Повскакали и другие, закричали в ярости:
— Не позволим! Не позволим!
— Вот они, Южные, вот, куда гнут!
— Кромсать Россию! Да черт вас дери с вашею республикою!
— Предатели!
— Враги отечества!
Неистовый Кюхля схватил карту и разорвал ее пополам.
Председатель изо всей силы звонил в колокольчик, но долго еще шум не унимался.
— Я полагаю, господин полковник, что отторжение столь коренных областей, как Польша, от державы Российской многим не понравится, — начал было Трубецкой примирительно, когда стало потише.
— А я полагаю, господин председатель, что мы исповедуем либеральные взгляды не для того, чтобы нравиться людям, из коих большинство глупцы, — усмехнулся Пестель так высокомерно, что даже кротчайшего Трубецкого передернуло.
— А главное, хамы все; не от огня или потопа, а от хамства погибнет земля! — выпалил вдруг доселе безмолвный Каховский и опять замолчал на весь вечер.
— С одним не могу никак согласиться, — заключил Рылеев: — в республике вашей смертная казнь уничтожается, а вам без нее не обойтись, гильотина понадобится, да еще как: нам же первым головы срубите…
— Не гильотина, а пестелина! — крикнул Бестужев.
Одоевский закорчился и закашлялся от смеха так, что должен был выйти в другую комнату.
Голицыну казалось, что все, навалившись кучею, бьют спящего или пьяного.

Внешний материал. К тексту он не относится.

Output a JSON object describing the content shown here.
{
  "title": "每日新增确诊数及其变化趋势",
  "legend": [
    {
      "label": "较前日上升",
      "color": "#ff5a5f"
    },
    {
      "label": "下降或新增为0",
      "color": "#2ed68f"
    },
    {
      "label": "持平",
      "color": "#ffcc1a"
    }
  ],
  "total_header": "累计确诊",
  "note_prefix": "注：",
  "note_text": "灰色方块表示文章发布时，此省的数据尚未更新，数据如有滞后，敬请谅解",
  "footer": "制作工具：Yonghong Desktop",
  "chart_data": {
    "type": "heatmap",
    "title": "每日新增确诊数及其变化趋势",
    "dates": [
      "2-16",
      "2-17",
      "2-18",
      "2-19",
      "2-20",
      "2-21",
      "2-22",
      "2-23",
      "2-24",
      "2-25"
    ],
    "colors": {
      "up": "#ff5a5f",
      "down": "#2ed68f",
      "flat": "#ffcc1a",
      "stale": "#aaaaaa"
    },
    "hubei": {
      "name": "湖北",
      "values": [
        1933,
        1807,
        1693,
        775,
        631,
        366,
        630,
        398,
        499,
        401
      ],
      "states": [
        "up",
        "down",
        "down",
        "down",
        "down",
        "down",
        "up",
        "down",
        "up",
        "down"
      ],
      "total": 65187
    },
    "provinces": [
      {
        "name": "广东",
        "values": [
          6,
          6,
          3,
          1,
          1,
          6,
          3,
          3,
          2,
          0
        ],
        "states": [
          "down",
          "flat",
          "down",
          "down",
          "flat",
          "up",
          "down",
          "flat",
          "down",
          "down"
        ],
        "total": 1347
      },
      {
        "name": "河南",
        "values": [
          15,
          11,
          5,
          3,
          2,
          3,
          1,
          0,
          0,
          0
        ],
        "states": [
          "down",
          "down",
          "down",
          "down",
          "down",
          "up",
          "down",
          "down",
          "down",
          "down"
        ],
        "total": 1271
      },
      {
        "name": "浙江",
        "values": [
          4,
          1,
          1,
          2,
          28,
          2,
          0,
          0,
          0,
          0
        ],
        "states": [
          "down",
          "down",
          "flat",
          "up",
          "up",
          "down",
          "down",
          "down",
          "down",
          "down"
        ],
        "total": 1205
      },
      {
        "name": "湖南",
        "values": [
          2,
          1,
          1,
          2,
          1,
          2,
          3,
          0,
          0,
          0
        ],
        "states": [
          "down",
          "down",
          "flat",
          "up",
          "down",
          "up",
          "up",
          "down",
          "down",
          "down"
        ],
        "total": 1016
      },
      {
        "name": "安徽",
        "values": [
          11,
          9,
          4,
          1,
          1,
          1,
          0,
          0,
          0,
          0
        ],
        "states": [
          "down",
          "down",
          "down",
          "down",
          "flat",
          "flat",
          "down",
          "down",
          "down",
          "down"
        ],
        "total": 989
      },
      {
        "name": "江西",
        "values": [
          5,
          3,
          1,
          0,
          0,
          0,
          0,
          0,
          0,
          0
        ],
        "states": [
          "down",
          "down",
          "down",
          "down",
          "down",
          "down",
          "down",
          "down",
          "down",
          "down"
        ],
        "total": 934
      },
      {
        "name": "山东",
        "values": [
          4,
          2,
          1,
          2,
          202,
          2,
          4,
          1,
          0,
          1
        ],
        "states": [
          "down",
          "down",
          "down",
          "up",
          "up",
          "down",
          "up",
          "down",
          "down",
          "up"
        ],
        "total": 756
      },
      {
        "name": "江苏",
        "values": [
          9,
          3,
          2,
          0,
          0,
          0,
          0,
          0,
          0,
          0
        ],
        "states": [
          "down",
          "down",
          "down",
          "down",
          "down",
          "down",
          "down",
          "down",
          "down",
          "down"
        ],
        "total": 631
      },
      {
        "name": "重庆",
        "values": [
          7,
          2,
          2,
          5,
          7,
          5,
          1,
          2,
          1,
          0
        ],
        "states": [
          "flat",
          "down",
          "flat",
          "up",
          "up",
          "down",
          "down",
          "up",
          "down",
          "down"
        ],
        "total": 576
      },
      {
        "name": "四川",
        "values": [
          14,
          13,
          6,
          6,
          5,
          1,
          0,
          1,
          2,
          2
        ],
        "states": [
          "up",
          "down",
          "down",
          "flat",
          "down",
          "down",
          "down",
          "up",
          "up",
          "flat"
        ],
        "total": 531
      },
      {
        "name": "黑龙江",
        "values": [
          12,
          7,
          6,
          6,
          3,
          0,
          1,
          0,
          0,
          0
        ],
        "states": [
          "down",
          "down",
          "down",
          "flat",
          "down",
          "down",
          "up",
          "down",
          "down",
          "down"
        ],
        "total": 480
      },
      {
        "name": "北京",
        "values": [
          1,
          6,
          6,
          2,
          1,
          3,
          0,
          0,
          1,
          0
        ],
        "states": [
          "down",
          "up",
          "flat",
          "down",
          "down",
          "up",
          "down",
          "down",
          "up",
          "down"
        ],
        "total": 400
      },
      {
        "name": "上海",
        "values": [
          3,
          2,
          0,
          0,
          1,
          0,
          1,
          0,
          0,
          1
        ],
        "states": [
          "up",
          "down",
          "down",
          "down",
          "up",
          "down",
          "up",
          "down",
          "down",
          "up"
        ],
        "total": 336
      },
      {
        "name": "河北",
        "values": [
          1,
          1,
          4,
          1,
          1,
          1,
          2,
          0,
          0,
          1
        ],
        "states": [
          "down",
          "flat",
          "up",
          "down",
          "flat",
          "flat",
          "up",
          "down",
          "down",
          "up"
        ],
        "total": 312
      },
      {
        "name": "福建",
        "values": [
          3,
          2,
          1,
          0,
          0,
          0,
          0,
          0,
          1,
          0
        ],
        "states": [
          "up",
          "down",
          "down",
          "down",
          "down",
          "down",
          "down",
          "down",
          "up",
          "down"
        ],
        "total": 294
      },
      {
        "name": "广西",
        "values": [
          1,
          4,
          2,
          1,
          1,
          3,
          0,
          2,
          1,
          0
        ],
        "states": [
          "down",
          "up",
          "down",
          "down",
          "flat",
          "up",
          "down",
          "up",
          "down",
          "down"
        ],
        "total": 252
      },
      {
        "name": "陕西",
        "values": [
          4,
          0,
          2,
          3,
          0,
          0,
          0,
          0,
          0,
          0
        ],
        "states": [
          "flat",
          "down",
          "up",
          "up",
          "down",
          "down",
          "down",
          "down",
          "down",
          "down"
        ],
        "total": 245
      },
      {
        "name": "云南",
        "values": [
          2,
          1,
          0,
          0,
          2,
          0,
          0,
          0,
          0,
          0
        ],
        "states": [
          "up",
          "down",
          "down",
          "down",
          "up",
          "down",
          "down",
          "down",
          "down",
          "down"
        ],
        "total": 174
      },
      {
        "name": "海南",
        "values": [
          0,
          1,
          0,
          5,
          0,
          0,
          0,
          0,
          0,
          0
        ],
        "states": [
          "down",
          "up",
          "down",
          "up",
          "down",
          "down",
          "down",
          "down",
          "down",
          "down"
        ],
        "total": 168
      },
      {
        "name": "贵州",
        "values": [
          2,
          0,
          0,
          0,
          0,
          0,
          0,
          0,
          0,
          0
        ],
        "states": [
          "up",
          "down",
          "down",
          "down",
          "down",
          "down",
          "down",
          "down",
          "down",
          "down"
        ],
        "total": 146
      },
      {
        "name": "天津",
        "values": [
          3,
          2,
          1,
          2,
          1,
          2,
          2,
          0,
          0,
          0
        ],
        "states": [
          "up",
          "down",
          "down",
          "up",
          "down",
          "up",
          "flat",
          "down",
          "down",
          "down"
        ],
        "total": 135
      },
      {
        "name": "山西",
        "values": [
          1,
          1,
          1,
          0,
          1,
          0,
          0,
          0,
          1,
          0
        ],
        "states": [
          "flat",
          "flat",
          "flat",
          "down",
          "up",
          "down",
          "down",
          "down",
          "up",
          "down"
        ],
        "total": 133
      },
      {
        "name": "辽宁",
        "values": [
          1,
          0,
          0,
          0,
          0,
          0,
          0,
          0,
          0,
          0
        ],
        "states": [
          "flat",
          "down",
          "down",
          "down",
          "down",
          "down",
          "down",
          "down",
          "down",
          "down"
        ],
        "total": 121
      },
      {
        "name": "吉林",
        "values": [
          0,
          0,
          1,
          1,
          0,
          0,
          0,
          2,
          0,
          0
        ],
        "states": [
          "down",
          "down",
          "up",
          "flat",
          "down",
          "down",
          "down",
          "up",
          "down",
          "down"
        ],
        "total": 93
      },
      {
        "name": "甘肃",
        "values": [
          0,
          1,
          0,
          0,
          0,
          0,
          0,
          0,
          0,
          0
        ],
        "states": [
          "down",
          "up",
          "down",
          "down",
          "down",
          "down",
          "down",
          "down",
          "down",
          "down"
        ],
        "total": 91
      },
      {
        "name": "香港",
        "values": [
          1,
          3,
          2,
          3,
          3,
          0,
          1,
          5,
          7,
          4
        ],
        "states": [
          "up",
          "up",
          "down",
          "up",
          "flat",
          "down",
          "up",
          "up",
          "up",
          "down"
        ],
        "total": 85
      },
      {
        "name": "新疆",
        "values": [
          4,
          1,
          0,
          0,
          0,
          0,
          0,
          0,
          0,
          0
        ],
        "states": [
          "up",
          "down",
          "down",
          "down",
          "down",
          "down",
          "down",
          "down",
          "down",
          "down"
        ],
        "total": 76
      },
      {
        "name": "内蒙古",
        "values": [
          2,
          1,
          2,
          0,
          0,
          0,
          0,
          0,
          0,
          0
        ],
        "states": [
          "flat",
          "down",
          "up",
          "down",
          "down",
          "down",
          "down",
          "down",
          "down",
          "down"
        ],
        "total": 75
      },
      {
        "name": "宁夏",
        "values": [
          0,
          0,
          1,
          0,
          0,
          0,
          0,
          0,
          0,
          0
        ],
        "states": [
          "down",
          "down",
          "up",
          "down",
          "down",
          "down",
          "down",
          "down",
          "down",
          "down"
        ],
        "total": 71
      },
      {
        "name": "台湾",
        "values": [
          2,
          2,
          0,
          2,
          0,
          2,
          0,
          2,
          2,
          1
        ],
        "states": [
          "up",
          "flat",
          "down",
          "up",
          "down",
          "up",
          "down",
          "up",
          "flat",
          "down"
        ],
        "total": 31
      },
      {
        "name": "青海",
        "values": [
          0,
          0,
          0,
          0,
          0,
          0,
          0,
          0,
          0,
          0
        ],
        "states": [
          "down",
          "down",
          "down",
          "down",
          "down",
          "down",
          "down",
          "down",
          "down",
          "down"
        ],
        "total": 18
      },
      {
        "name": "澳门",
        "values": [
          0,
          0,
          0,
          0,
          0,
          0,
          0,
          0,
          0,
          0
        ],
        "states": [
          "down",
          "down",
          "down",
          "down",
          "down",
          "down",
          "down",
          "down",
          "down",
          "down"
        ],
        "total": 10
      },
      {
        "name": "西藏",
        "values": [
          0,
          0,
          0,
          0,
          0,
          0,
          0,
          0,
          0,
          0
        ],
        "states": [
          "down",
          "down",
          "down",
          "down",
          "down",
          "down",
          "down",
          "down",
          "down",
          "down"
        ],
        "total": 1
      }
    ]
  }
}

Заранее предчувствуя победу, Муравьев попросил слова. Заговорил — и с отрадой почувствовали все, как вещи, сдвинутые Пестелем, возвращаются на старые места; опять становится все нетяжким, негрозным, неответственным; режущая бритва окутывалась ватою; ледяные кристаллы таяли и превращались в теплую воду.
Муравьев доказывал необходимость медленного действия.
— В самой натуре постепенное течение времени дает жизнь, рост и зрелость всему; крупные же и быстрые события производят вихри, бури, землетрясения и разрушения. Точно так же народу, пребывшему века без сознания вольности гражданской, дарование оной располагаемо должно быть с постепенностью. Поставлять же внезапно и насильственно, на место правления законного, самовластие временных диктаторов, — людей, никому неведомых, есть дело безрассудное. Уверены будучи в том, — заключил оратор, — что Россия не может быть иначе управляема, как монархом законным и наследственным, отвергает Северное Общество всякую мысль о республиканском образе правления и единственной целью своей полагает конституцию монархическую.
— Браво, браво, Муравьев! — закричали и захлопали ему те же, кто давеча кричал и хлопал Пестелю.
— Не бывать республике!
— Да здравствует монархия!
— Да здравствует конституция Северная!
Голицын давно уже видел, как лицо Пестеля бледнело, искажалось, и в тускло-черных глазах загорался тяжелый, припадочный блеск. Вдруг ударил он изо всей силы кулаком по столу.
— Так будет же республика!
Все на минуту притихли. Но тотчас же опять поднялся неистовый крик:
— Долой диктаторов!
— Долой Пестеля!
— Второго Бонапарта!
— Второго самодержца!
— Павла Второго!
Пестель, как будто просыпаясь, обвел всех медленным взором.